Lab Test: Ketones (Serum) Level
- Measurement of serum or plasma ketones, specifically acetoacetate, for analysis of ketone-producing glycogenolytic disorders
- Initial evaluation of suspected hyperglycemic hyperosmolar state (HHS)
- Serum ketones are sometimes low in HHS.
- Suspected alcoholic ketoacidosis (AKA)
- Elevated serum ketones in a patient with a history consistent with alcoholic ketoacidosis.
- Suspected and known diabetic ketoacidosis (DKA)
- Positive serum ketones are part of the diagnostic criteria for mild, moderate, and severe diabetic ketoacidosis (DKA).
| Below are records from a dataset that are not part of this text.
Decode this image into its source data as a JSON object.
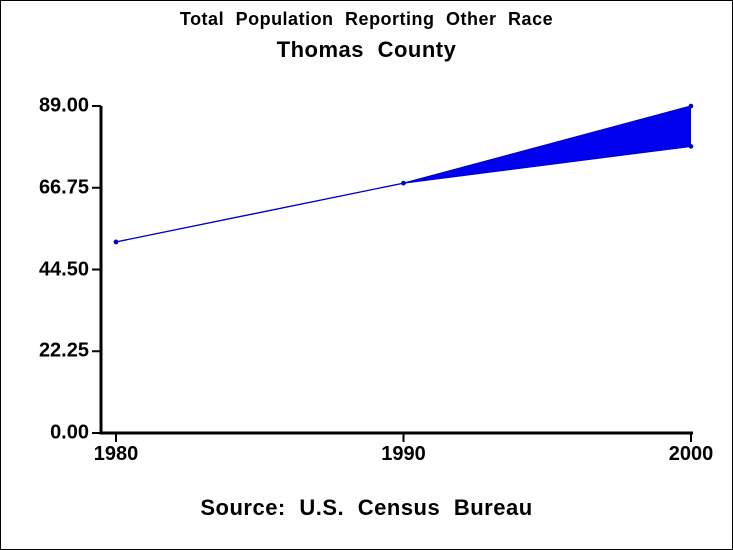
{
  "titles": {
    "line1": "Total Population Reporting Other Race",
    "line2": "Thomas County"
  },
  "footer": {
    "source": "Source: U.S. Census Bureau"
  },
  "colors": {
    "band": "#0000ee",
    "line": "#0000cc",
    "axis": "#000000"
  },
  "chart_data": {
    "type": "area",
    "title": "Total Population Reporting Other Race",
    "subtitle": "Thomas County",
    "source": "Source: U.S. Census Bureau",
    "x": [
      1980,
      1990,
      2000
    ],
    "series": [
      {
        "name": "upper",
        "values": [
          52,
          68,
          89
        ]
      },
      {
        "name": "lower",
        "values": [
          52,
          68,
          78
        ]
      }
    ],
    "fill_between": true,
    "xticks": [
      "1980",
      "1990",
      "2000"
    ],
    "yticks": [
      "0.00",
      "22.25",
      "44.50",
      "66.75",
      "89.00"
    ],
    "xlim": [
      1980,
      2000
    ],
    "ylim": [
      0,
      89
    ],
    "grid": false,
    "legend": "none"
  }
}
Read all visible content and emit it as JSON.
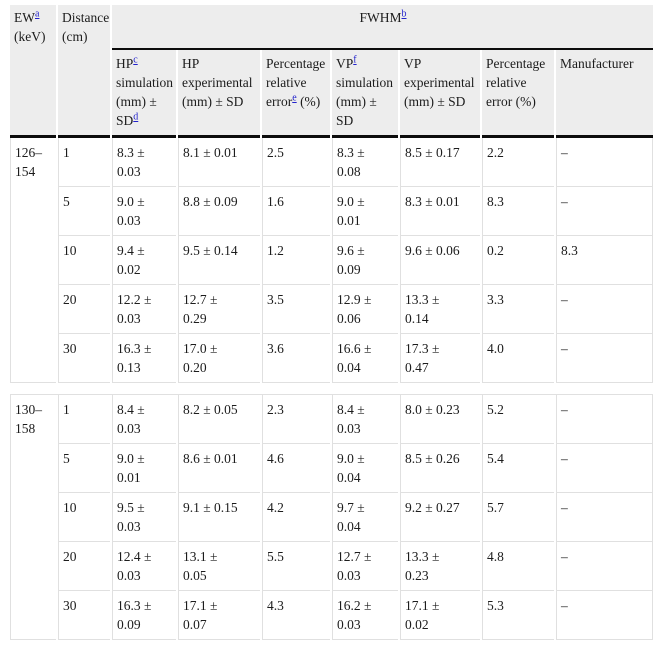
{
  "colors": {
    "header_background": "#ededed",
    "grid_line": "#e0e0e0",
    "heavy_rule": "#0c0c0c",
    "footnote_link": "#2222cc",
    "text": "#1c1c1c"
  },
  "table": {
    "header": {
      "ew": {
        "pre": "EW",
        "sup": "a",
        "post": "\n(keV)"
      },
      "distance": {
        "text": "Distance\n(cm)"
      },
      "fwhm": {
        "pre": "FWHM",
        "sup": "b"
      },
      "sub": [
        {
          "pre": "HP",
          "sup": "c",
          "mid": "\nsimulation\n(mm) ±\nSD",
          "sup2": "d"
        },
        {
          "pre": "HP\nexperimental\n(mm) ± SD"
        },
        {
          "pre": "Percentage\nrelative\nerror",
          "sup": "e",
          "mid": " (%)"
        },
        {
          "pre": "VP",
          "sup": "f",
          "mid": "\nsimulation\n(mm) ±\nSD"
        },
        {
          "pre": "VP\nexperimental\n(mm) ± SD"
        },
        {
          "pre": "Percentage\nrelative\nerror (%)"
        },
        {
          "pre": "Manufacturer"
        }
      ]
    },
    "sections": [
      {
        "ew": "126–\n154",
        "rows": [
          [
            "1",
            "8.3 ±\n0.03",
            "8.1 ± 0.01",
            "2.5",
            "8.3 ±\n0.08",
            "8.5 ± 0.17",
            "2.2",
            "–"
          ],
          [
            "5",
            "9.0 ±\n0.03",
            "8.8 ± 0.09",
            "1.6",
            "9.0 ±\n0.01",
            "8.3 ± 0.01",
            "8.3",
            "–"
          ],
          [
            "10",
            "9.4 ±\n0.02",
            "9.5 ± 0.14",
            "1.2",
            "9.6 ±\n0.09",
            "9.6 ± 0.06",
            "0.2",
            "8.3"
          ],
          [
            "20",
            "12.2 ±\n0.03",
            "12.7 ±\n0.29",
            "3.5",
            "12.9 ±\n0.06",
            "13.3 ±\n0.14",
            "3.3",
            "–"
          ],
          [
            "30",
            "16.3 ±\n0.13",
            "17.0 ±\n0.20",
            "3.6",
            "16.6 ±\n0.04",
            "17.3 ±\n0.47",
            "4.0",
            "–"
          ]
        ]
      },
      {
        "ew": "130–\n158",
        "rows": [
          [
            "1",
            "8.4 ±\n0.03",
            "8.2 ± 0.05",
            "2.3",
            "8.4 ±\n0.03",
            "8.0 ± 0.23",
            "5.2",
            "–"
          ],
          [
            "5",
            "9.0 ±\n0.01",
            "8.6 ± 0.01",
            "4.6",
            "9.0 ±\n0.04",
            "8.5 ± 0.26",
            "5.4",
            "–"
          ],
          [
            "10",
            "9.5 ±\n0.03",
            "9.1 ± 0.15",
            "4.2",
            "9.7 ±\n0.04",
            "9.2 ± 0.27",
            "5.7",
            "–"
          ],
          [
            "20",
            "12.4 ±\n0.03",
            "13.1 ±\n0.05",
            "5.5",
            "12.7 ±\n0.03",
            "13.3 ±\n0.23",
            "4.8",
            "–"
          ],
          [
            "30",
            "16.3 ±\n0.09",
            "17.1 ±\n0.07",
            "4.3",
            "16.2 ±\n0.03",
            "17.1 ±\n0.02",
            "5.3",
            "–"
          ]
        ]
      }
    ]
  }
}
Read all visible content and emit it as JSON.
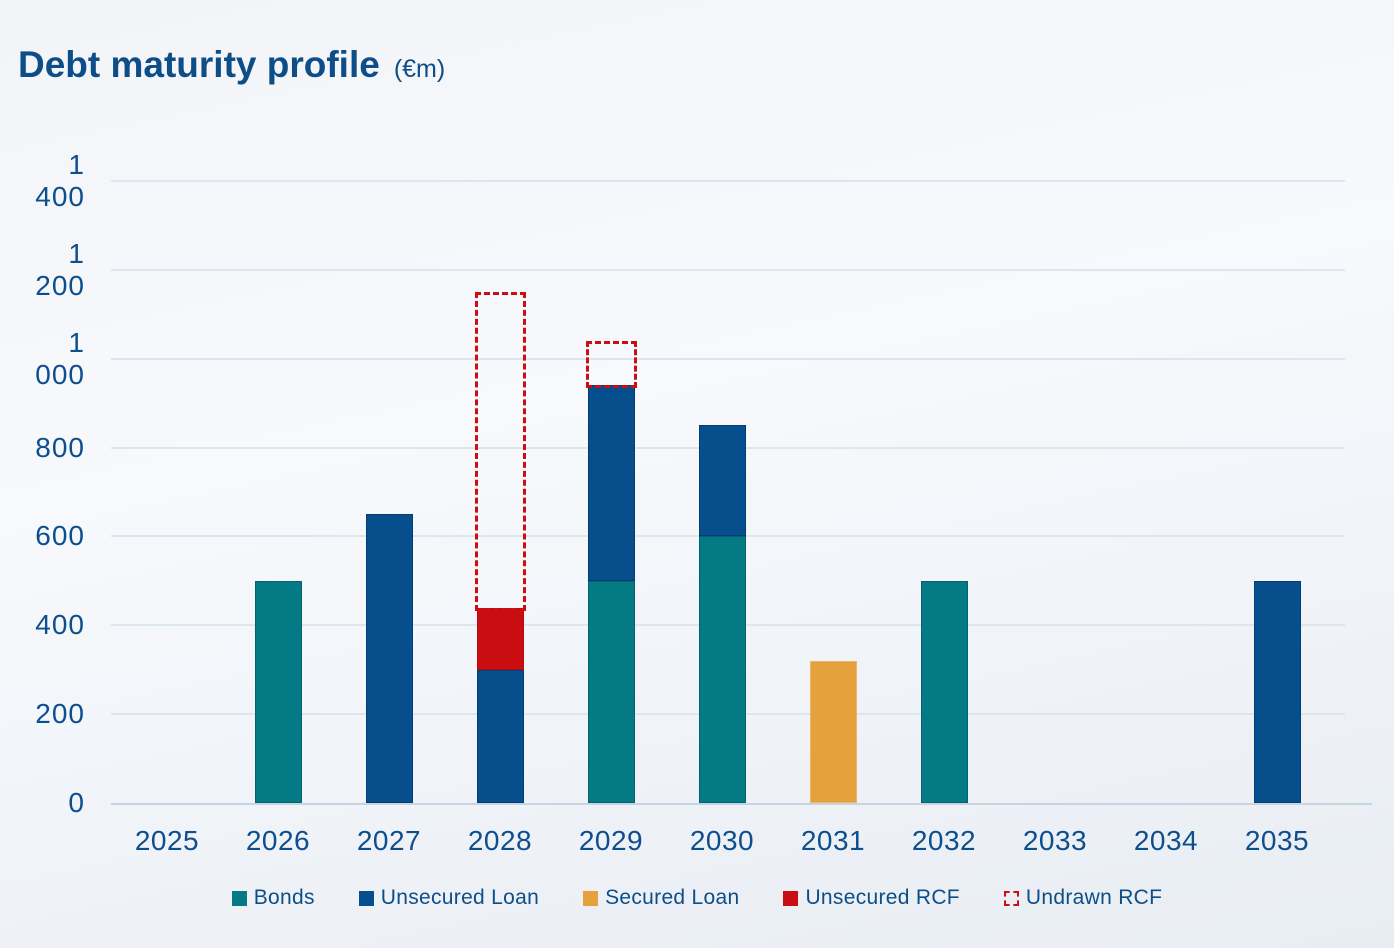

- Ketonemia usually takes longer to clear than hyperglycemia does.
- The nitroprusside reaction is a semi-quantitative test that detects only acetoacetate and acetone.
- The predominant ketone formed by ketogenesis is beta-hydroxybutyrate.
- Test results should be interpreted with caution, as acetoacetate levels alone may not accurately reflect serum ketone levels at diagnosis or during the treatment of DKA.
- Cover specimen and transport immediately to laboratory.
- Avoid hemolysis.
- If analysis is not performed immediately, freeze specimen at -80°C to avoid significant acetoacetate degradation and false results.
- Foreback CC. B-hydroxybutyrate and acetoacetate levels. Am J Clin Pathol 1997;108:602-4.
- LaGow B et al., eds. PDR Lab Advisor. A Comprehensive Point-of-Care Guide for Over 600 Lab Tests. First ed. Montvale, NJ: Thomson PDR; 2007.
- Porter WH et al. Laboratory and clinical evaluation of assays for B-hydroxybutyrate. Am J Clin Pathol 1997;107:353-8.